With him were his father and mother – who recently recovered from cancer.
His cousin, Christina Bounds, told the BBC that her family “begged” her not to go to New Orleans, fearing the crowds and the dangers.
Although he pleaded, he went with two of his friends. After hearing the news, his mother found one of them.
“They say they were walking in Bourbon, and they saw a body fall,” he said, noting that he now believed it was a body thrown into the air by the attacker’s car.
Amid screams and gunfire, Tenedorio was separated from his friends.
His family says he was shot, and is believed to have been killed during a shootout with police on Bourbon Street.
The BBC cannot independently verify these claims.

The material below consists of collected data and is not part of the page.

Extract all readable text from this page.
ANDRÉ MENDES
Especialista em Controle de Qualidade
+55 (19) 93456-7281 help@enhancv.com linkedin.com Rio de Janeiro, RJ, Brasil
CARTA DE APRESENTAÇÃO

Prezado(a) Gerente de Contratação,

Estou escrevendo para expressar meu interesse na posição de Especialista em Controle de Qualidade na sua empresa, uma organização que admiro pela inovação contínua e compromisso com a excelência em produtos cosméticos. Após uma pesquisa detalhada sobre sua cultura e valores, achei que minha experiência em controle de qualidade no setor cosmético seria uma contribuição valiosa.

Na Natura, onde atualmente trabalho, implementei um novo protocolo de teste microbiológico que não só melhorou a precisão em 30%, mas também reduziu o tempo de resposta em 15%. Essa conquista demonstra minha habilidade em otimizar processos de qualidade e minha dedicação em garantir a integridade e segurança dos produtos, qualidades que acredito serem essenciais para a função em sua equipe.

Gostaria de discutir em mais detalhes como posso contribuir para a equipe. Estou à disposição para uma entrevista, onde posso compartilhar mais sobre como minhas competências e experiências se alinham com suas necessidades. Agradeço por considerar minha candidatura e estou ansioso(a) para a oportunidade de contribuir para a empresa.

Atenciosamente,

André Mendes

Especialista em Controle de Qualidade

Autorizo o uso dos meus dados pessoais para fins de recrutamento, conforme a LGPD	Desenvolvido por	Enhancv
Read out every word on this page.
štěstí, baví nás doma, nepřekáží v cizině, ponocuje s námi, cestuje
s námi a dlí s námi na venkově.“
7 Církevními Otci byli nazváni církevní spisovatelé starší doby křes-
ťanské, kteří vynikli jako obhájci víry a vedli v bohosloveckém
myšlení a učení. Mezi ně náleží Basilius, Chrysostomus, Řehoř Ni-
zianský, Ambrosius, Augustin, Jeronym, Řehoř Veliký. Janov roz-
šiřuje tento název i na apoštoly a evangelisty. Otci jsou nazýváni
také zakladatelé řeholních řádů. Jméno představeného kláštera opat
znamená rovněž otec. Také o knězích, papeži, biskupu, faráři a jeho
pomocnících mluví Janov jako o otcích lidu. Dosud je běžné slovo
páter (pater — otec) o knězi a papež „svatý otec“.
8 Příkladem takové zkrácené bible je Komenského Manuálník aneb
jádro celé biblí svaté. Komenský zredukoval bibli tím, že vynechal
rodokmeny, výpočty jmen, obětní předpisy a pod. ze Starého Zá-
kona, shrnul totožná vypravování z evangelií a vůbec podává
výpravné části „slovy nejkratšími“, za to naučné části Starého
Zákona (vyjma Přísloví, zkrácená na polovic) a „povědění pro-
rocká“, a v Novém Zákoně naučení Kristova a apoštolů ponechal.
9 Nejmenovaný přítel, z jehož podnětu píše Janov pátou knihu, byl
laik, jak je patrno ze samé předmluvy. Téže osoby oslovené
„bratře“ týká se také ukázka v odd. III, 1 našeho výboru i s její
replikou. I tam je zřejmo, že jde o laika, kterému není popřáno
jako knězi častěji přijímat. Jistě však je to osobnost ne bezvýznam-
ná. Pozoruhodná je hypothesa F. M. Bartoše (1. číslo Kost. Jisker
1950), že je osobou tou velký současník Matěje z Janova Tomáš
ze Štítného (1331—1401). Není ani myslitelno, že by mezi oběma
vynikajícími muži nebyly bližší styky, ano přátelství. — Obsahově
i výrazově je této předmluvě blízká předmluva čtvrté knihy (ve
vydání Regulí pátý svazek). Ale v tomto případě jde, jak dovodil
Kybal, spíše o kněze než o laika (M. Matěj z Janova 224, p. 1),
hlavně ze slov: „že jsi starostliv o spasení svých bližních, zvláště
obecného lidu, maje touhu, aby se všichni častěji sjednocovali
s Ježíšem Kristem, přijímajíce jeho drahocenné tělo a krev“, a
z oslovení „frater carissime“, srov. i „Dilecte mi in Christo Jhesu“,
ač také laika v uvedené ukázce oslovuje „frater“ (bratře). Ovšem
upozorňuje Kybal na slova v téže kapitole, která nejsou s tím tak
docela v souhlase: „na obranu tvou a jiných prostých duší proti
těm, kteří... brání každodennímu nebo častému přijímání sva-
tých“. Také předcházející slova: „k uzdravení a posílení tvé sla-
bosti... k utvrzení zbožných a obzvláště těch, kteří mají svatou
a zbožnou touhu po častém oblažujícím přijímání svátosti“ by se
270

According to Ms Bounds, the family’s ordeal has been made all the more painful by the slow, non-existent contact they have had with the authorities.
“We could not find out anything when my aunt [Tenedorio’s mother, Cathy] He was found at the hospital,” he said. “There has been no information from doctors, hospitals, or the police. Nothing.”
“They have a lot of zeroes, and that’s the part that makes everybody angry. We don’t know what happened,” Bounds added. “Was he treated by EMS? Was he in an ambulance? Did he die instantly?”
These answers, he added, would “help people come to terms” with what happened.
“But now it’s like a complete shock,” he added. “It’s not registered.”
The family has started a GoFundMe page to raise money for Tenedorio’s funeral – which Ms Bounds said was made difficult by her mother’s huge medical bills when she was diagnosed with cancer.
Tenedorio’s cousin, Zach Colgan, remembers him as a “goofball” who was quick to tell jokes, cared about animals and loved to tell stories.
“He cared. He was really a people person. A happy person,” Mr Colgan told the BBC. “It’s sad that criminals took him… no family should have to bury their child, especially over such a trivial matter.”
Mr. Colgan, who has experience working with police in Louisiana, said he believes the police will do their best to deal with serious injuries.
“I know it’s chaotic. But part of closure is finding answers. I know my aunt and uncle couldn’t find much besides ‘yes – Matthew was killed’,” she said.
“It would be nice to know more,” added Colgan. “If it was my son, I would want to know.”
While her family continues to search for answers, Colgan says she hopes the government and the public will focus on the victims, rather than what the authorities are responding to or what they could have done to prevent the attack.
“I want everyone to remember,” he said. “They didn’t deserve this. Nobody deserves this.”